The study “Multivariate genome-wide analysis of education, socioeconomic status and brain phenome” by five Yale researchers was published November 21 in Nature Human Behaviour.
The first author is Frank R. Wendt, PhD, Postdoctoral Fellow in the Yale Department of Psychiatry. Co-authors are Gita A. Pathak, PhD; John H. Krystal, MD; Joel Gelernter, MD; and senior author Renato Polimanti, PhD, MSc.
Read more about the study below in text prepared by Wendt:
Why did we perform this study? - Education and socioeconomic variables are routinely implicated in studies of mental health and behavior as either risk factors (lower socioeconomic status or education level) of protective factors (higher socioeconomic status or education level). Interestingly, different education or socioeconomic status variables can have different effects. Recently, education and socioeconomic status have been subjected to large genetic studies which demonstrate that genetic liability to these traits correlate with psychopathology and mental health. We investigated how these genetic relationships influence what we can learn about mental health from large-scale genetic studies.
What did we do in this study? - With data from over 1 million participants we used statistics and bioinformatics to adjust large genetic studies of psychiatric disorders, personality traits, externalizing behaviors, social science outcomes, and brain imaging phenotypes for the genetic liability to education and socioeconomic status. We used these data to investigate the questions (1) which cell and tissue types are informative for each trait? (2) how do traits correlate after removing effects of education and socioeconomic status? (3) is there evidence of causality between traits after removing effects of education and socioeconomic status?

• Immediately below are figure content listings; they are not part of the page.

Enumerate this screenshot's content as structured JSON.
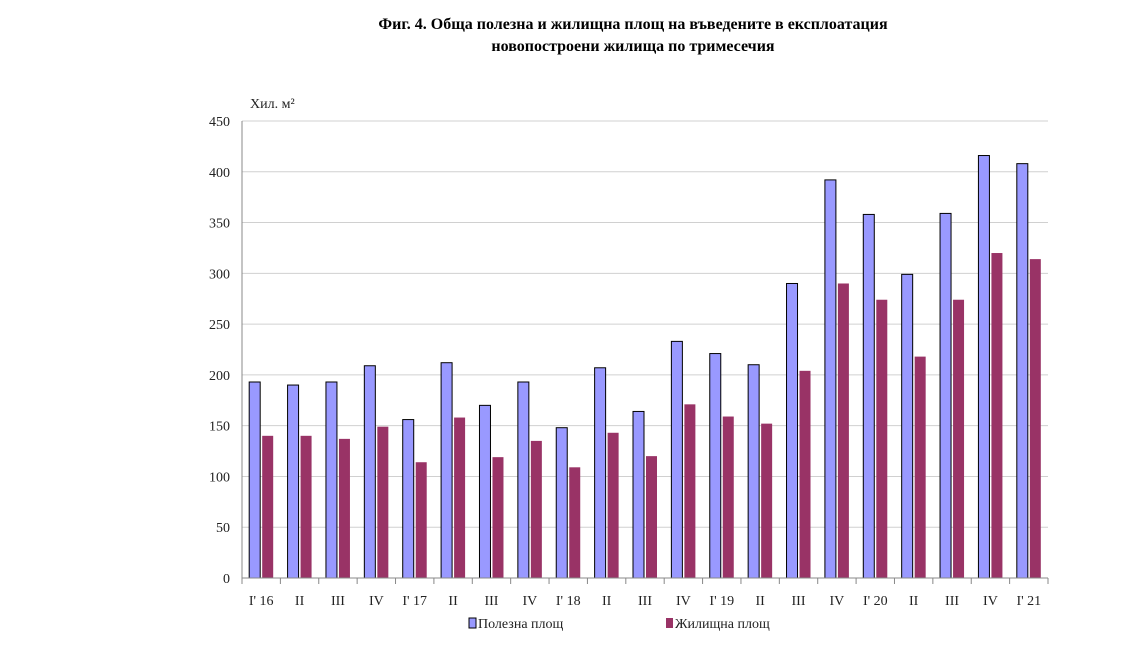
{
  "title_line1": "Фиг. 4. Обща полезна и жилищна площ на въведените в експлоатация",
  "title_line2": "новопостроени жилища по тримесечия",
  "chart_data": {
    "type": "bar",
    "ylabel": "Хил. м²",
    "ylim": [
      0,
      450
    ],
    "yticks": [
      0,
      50,
      100,
      150,
      200,
      250,
      300,
      350,
      400,
      450
    ],
    "grid": true,
    "legend_position": "bottom",
    "categories": [
      "I' 16",
      "II",
      "III",
      "IV",
      "I' 17",
      "II",
      "III",
      "IV",
      "I' 18",
      "II",
      "III",
      "IV",
      "I' 19",
      "II",
      "III",
      "IV",
      "I' 20",
      "II",
      "III",
      "IV",
      "I' 21"
    ],
    "series": [
      {
        "name": "Полезна площ",
        "color": "#9999ff",
        "values": [
          193,
          190,
          193,
          209,
          156,
          212,
          170,
          193,
          148,
          207,
          164,
          233,
          221,
          210,
          290,
          392,
          358,
          299,
          359,
          416,
          408
        ]
      },
      {
        "name": "Жилищна площ",
        "color": "#993366",
        "values": [
          140,
          140,
          137,
          149,
          114,
          158,
          119,
          135,
          109,
          143,
          120,
          171,
          159,
          152,
          204,
          290,
          274,
          218,
          274,
          320,
          314
        ]
      }
    ]
  }
}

What did we discover? - The ability of common variation in the genome to explain trait variability (termed "heritability") generally decreased, suggesting that part of what we understand from genetic studies of mental health is due to education and socioeconomic status variables. Interestingly, the heritability of two traits (neuroticism and subjective well-being) increased and this increase was accompanied by a greater number of risk variants. Our most impactful finding stems from the use of methods to untangle correlation from causation. By modeling a latent factor connecting trait pairs, we uncovered putative causal relationships between brain volumes and mental health. Finally, we uncovered specific inhibitory and excitatory cell type information enriched in the genetic signal of mental health traits after adjusting for education and socioeconomic status. Importantly, these results could not be detected without adjusting for the effects of education and socioeconomic status.
How does this study impact mental health? - By systematically removing the genetic effects of education and socioeconomic status we reveal biology unique to psychiatric disorders, personality traits, externalizing behaviors, social science outcomes, and brain imaging phenotypes. Derived from these multi-trait analysis of genetic data, trait specific genetic discoveries will be essential for identifying and understanding potential treatment strategies for mental health or related psychopathologies.